Le retour à la barbarie, inévitable après chaque catastrophe – je l’appelle le syndrome de Mad Max – fut doucement remplacé par un autre syndrome, Into The Wild. Le regret poignant de la vie sauvage, l’homme privé de liberté, privé de sa vie, privé de lui-même, privé des animaux sauvages, privé des bruits de la nature, privé de tous les plaisirs inépuisables et  gratuits… pour TRAVAILLER. Se défoncer sans répit pour des patrons repus. Se griller les neurones et se casser le dos pour ceux d’en haut.

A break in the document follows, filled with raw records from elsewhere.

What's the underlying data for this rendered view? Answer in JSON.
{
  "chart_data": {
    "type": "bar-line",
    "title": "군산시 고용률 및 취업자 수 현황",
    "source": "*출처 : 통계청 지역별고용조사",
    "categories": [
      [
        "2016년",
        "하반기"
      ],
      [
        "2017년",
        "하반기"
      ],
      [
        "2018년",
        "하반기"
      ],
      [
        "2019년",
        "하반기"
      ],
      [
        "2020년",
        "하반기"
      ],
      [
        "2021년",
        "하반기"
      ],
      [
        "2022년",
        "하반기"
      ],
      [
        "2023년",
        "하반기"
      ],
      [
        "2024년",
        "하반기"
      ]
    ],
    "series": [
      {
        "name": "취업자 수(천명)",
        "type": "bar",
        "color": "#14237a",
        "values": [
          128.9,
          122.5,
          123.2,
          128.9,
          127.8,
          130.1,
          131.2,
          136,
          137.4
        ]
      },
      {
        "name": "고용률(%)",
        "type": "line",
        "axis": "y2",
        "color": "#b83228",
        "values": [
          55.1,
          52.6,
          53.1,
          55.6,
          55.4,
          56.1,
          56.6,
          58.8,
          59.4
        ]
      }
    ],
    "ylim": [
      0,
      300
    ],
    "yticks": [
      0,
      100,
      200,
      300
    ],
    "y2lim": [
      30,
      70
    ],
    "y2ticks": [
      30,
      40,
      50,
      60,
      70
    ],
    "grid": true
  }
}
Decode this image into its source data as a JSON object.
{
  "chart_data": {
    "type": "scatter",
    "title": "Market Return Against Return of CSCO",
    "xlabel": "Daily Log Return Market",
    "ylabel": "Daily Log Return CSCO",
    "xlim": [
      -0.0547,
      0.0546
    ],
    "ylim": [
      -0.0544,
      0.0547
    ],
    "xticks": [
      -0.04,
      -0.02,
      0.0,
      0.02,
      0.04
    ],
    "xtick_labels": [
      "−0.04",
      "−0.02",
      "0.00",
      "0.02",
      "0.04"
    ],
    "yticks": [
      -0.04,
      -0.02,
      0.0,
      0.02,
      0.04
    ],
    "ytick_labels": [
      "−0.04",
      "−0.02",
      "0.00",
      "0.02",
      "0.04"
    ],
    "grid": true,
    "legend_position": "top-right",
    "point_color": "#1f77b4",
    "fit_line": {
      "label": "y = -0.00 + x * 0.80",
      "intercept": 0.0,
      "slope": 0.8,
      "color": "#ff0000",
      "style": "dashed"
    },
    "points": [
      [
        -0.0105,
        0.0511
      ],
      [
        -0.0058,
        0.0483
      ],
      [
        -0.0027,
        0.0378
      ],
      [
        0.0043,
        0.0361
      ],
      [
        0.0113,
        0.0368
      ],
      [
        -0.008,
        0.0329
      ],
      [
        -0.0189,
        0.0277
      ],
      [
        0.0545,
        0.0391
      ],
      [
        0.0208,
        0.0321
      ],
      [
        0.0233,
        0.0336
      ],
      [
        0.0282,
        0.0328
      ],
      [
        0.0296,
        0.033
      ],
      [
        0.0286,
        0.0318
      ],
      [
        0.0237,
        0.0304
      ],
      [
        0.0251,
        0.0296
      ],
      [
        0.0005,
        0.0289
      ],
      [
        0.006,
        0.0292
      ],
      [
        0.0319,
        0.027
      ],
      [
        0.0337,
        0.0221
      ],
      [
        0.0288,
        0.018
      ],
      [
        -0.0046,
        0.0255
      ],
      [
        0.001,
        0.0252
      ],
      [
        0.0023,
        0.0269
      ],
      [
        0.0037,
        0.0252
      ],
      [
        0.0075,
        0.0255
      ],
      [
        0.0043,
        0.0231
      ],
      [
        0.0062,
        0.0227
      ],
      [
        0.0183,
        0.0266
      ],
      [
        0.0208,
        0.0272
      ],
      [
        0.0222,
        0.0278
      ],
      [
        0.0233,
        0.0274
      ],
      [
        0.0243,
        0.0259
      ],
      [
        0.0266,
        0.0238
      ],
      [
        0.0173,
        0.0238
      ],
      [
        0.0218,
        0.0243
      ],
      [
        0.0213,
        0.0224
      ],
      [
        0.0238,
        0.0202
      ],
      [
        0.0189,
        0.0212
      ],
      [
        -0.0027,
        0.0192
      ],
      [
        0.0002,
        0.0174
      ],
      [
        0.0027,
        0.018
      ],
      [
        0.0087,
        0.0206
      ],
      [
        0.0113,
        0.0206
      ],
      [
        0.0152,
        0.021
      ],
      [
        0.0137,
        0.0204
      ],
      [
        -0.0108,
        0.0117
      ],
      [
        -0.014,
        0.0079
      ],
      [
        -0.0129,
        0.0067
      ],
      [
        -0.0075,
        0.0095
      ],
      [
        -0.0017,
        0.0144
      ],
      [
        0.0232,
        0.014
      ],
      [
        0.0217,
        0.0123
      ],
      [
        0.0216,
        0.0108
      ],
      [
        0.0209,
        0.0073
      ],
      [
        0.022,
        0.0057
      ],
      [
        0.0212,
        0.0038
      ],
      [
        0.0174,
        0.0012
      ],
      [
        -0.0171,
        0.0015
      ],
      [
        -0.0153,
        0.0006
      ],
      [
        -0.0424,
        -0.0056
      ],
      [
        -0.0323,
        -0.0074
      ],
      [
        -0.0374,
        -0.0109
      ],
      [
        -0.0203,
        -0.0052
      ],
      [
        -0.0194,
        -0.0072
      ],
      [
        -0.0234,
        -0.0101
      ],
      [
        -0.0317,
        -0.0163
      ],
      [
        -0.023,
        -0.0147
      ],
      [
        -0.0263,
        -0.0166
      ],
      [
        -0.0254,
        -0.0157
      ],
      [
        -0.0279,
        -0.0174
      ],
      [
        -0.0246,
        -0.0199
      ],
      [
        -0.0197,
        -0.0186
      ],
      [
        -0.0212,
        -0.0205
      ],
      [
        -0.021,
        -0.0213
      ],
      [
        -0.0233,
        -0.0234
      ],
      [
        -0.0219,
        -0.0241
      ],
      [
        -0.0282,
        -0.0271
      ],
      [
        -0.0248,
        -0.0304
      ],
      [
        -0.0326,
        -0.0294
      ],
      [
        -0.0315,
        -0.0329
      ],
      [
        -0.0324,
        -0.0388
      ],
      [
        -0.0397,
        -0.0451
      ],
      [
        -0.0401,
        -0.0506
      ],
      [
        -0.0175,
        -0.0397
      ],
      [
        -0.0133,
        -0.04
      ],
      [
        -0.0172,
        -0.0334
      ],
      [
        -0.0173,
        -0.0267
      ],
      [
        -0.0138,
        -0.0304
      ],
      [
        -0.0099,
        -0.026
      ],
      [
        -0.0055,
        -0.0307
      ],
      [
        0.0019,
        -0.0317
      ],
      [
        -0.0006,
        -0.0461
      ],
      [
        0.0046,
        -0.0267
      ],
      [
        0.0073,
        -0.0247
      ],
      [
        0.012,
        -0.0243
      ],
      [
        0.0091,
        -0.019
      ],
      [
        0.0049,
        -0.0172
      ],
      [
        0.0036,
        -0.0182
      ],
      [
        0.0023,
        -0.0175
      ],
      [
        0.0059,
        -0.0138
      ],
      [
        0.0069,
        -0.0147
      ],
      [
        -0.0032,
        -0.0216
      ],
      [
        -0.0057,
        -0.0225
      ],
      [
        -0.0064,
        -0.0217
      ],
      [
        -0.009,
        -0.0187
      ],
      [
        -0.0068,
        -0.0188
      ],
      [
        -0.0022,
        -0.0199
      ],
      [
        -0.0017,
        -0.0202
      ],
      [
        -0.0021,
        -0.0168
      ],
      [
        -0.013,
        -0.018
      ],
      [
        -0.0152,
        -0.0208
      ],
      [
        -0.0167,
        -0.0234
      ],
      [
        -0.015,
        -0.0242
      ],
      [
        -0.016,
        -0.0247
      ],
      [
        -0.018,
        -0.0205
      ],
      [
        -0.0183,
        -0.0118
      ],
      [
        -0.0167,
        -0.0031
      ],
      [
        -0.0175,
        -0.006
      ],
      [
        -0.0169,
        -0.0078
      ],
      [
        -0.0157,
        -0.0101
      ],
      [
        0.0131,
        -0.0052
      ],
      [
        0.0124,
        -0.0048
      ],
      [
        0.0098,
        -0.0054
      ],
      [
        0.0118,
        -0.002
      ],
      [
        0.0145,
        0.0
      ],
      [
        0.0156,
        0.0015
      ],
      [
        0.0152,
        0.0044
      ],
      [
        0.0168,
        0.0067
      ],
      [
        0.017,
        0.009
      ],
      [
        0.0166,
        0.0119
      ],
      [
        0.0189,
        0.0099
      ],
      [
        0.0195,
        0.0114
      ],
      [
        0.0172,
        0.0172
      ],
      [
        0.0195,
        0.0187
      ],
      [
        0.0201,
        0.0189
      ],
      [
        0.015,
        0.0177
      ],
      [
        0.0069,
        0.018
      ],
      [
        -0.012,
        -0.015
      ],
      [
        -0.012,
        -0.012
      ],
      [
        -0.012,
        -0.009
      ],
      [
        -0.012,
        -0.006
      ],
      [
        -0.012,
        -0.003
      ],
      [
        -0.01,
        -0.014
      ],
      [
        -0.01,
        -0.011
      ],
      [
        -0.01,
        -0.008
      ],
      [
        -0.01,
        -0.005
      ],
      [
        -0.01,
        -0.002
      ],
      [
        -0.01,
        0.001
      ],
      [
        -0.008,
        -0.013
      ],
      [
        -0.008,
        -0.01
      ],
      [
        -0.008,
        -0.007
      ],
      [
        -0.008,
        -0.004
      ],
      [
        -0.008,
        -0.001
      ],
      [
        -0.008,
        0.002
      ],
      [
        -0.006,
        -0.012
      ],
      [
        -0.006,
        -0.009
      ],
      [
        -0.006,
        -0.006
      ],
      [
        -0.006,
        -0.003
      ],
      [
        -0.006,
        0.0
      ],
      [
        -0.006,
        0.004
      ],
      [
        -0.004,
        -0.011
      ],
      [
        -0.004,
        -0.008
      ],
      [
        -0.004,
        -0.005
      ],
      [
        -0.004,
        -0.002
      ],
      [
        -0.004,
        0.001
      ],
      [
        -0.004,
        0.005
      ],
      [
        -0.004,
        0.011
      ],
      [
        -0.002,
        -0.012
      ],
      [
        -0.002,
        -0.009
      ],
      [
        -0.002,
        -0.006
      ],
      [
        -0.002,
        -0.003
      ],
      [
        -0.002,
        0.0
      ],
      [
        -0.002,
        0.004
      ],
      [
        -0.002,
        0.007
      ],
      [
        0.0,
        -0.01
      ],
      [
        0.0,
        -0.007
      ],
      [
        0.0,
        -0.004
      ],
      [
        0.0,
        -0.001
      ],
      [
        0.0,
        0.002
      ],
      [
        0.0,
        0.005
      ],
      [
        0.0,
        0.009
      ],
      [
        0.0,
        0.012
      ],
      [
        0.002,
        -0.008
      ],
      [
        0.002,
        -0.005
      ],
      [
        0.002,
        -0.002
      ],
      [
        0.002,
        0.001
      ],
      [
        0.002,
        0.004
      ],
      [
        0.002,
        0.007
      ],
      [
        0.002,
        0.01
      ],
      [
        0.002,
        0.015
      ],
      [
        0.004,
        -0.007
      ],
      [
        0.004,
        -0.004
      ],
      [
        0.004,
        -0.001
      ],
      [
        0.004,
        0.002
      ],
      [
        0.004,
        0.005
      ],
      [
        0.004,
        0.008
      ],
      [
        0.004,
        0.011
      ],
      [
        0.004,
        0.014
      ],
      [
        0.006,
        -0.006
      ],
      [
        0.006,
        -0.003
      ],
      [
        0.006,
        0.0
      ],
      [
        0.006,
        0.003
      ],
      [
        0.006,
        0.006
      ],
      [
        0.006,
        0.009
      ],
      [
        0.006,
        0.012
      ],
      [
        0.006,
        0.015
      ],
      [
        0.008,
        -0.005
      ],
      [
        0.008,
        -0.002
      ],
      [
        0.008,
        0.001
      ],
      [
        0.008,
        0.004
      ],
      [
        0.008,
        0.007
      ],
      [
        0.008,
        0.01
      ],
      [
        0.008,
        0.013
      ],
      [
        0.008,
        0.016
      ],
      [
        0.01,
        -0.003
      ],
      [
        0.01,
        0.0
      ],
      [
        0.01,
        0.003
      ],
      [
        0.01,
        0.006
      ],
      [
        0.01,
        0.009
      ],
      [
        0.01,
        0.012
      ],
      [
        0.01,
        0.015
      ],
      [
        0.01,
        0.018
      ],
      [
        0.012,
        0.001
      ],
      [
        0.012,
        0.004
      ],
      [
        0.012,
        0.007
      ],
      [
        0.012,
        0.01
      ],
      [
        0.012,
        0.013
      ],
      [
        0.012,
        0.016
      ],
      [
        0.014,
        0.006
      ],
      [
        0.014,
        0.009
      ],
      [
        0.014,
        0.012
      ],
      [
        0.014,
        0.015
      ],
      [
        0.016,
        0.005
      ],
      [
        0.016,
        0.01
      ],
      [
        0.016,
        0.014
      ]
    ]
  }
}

Certaines races plus fûtées ont refusé ce programme. Elles ont délibérément choisi le retour à la nature. Ce fut le cas des Rouges et des Noirs. Certains Blancs se sont foutus de leur gueule, au début. Mais à présent beaucoup d’autres ont envie de faire comme eux. Beaucoup. Plein. Tout compte fait, il n’y a guère que les Jaunes à vouloir encore bosser dans la matrice.

 

Tu verras bien qu’un beau matin fatigué J’irais m’asseoir sur le trottoir d’à côté Et tu verras qu’il n’y aura pas que moi Assis par terre comme ça. (Alain Souchon)

 

 

Ce qui est derrière nous et ce qui est devant nous compte bien peu à côté de ce qui est en nous.